Both have strong connections with Ireland.
Mother Teresa was an Albanian nun who won the Nobel Peace Prize in 1979. She was born in 1910 and her mother raised her as a Roman Catholic.
She was 18 when she left home on her first journey abroad to Ireland where she spent several months with the Sisters of the Loreto in Rathfarnham in Dublin learning English.
In 1929 she travelled to India and took her vows as a nun. Thereafter she worked as a teacher in Calcutta. The fate that awaited the poor in the city had an enormous effect on her. In 1950 she started what became known internationally as the Missionaries of Charity.

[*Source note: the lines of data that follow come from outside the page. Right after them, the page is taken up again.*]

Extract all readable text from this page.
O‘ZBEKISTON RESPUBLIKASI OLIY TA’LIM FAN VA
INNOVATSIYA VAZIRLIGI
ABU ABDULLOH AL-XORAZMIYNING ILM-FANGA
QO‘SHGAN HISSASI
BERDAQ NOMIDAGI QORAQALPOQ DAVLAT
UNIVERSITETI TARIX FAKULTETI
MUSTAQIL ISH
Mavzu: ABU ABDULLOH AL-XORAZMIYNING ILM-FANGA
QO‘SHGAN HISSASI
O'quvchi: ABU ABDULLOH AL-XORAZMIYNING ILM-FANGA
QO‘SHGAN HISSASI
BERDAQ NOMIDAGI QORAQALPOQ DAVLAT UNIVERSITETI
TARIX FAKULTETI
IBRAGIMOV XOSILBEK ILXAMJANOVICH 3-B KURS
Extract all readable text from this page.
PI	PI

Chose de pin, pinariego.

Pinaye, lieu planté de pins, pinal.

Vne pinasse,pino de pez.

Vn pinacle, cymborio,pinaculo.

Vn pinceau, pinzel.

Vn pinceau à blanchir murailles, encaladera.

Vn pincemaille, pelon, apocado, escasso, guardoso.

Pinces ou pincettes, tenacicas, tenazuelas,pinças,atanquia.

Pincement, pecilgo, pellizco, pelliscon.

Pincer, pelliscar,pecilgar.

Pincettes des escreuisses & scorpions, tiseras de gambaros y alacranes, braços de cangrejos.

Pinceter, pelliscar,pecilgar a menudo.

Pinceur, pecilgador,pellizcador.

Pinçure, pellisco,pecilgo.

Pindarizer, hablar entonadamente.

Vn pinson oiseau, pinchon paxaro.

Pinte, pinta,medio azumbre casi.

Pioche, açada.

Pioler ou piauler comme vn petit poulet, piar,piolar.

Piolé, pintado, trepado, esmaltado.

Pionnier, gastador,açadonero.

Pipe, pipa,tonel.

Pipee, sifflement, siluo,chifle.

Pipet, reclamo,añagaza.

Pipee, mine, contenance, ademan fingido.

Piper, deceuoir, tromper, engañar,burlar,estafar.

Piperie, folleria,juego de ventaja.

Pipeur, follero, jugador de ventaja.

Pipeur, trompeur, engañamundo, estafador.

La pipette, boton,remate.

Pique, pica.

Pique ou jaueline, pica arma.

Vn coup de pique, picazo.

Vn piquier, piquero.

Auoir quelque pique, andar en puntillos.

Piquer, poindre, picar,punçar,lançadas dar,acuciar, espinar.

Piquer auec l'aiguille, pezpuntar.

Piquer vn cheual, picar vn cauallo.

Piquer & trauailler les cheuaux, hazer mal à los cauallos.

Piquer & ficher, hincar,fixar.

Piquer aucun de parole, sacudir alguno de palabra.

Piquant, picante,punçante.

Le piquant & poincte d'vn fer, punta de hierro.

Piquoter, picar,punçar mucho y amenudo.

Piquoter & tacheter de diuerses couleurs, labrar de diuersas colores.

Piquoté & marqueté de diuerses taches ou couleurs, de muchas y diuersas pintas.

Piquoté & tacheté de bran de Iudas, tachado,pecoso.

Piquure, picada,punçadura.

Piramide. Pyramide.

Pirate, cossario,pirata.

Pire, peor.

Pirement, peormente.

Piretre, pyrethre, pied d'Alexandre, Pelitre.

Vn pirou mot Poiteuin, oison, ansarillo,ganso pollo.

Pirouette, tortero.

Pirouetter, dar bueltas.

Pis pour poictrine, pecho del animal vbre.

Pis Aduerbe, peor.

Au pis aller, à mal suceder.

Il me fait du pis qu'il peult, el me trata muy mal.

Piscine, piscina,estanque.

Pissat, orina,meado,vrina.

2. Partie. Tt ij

She died on September 5 1997.
Henry Dunant was born in Geneva in Switzerland in 1928. The Battle of Solfernio, when France fought Austria in Northern Italy, was the turning point in his life.
Dunant was shocked to discover that nearly 40,000 people lay dead, dying and wounded on the battlefield with no one to take care of them.
Four years later a committee met in Geneva in 1863, which became the starting point for the International Committee of the Red Cross.
The following year, twelve states signed the first Geneva Convention agreeing to the rules of war engagement.
Dunant received the Nobel Peace Prize in 1901 and passed away in 1910.
On August 1 1939 a branch of the International Red Cross was established in Ireland by an act of the Oireachtas.
The stamps were designed by top artist Ger Garland.